Voitures électriques : la TVA disparaît, une aubaine à confirmer
Le collectif budgétaire 2026 supprime la TVA sur les véhicules électriques, un signal fort mais encore à concrétiser dans le quotidien des Gabonais.
Le collectif budgétaire 2026 introduit une exonération totale de TVA sur l'importation et la vente de véhicules électriques au Gabon. Une mesure inscrite désormais dans le Code Général des Impôts, qui vise à donner un coup de pouce à un marché encore balbutiant. Reste à savoir ce que cela changera vraiment pour l'automobiliste lambda, à Libreville comme à Franceville.

Sur le marché automobile gabonais, dominé par l'essence et le diesel depuis toujours, une ligne vient de bouger. Le collectif budgétaire 2026 supprime la TVA sur l'achat et l'importation des véhicules électriques, une disposition désormais gravée au point 20 de l'article 210 nouveau du Code Général des Impôts.
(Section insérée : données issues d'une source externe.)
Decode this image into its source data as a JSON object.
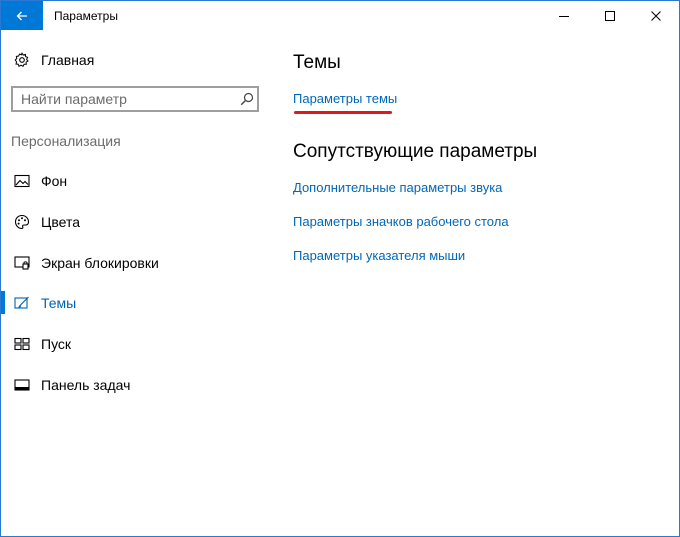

Concrètement, la TVA, cette taxe sur la valeur ajoutée qui vient s'ajouter au prix de vente de presque tout ce qu'on achète, ne sera plus appliquée sur ces voitures roulant à l'électricité. Une exonération totale, donc, et pas un simple rabais.
Un marché encore embryonnaire
Au Gabon, les voitures électriques restent une denrée rare. On en croise sur les grands boulevards de Libreville, parfois chez quelques opérateurs institutionnels ou entreprises soucieuses d'image verte, mais le segment n'a jamais vraiment démarré. Prix élevés, réseau de recharge quasi inexistant, habitudes bien ancrées autour du moteur thermique : les freins sont nombreux.
C'est précisément ce vide que le gouvernement semble vouloir combler. L'objectif affiché est d'inciter les opérateurs économiques à structurer ce segment, autrement dit à créer une vraie offre là où il n'y en a quasiment pas aujourd'hui. Sans importateurs organisés, sans concessionnaires prêts à investir, la mesure fiscale resterait lettre morte.
Ce que ça change, concrètement
Pour le portefeuille d'un acheteur potentiel, la suppression de la TVA peut représenter une économie substantielle, la taxe pesant traditionnellement sur une part importante du prix final d'un véhicule. Mais l'effet réel dépendra de la manière dont les vendeurs répercuteront cette baisse sur les étiquettes.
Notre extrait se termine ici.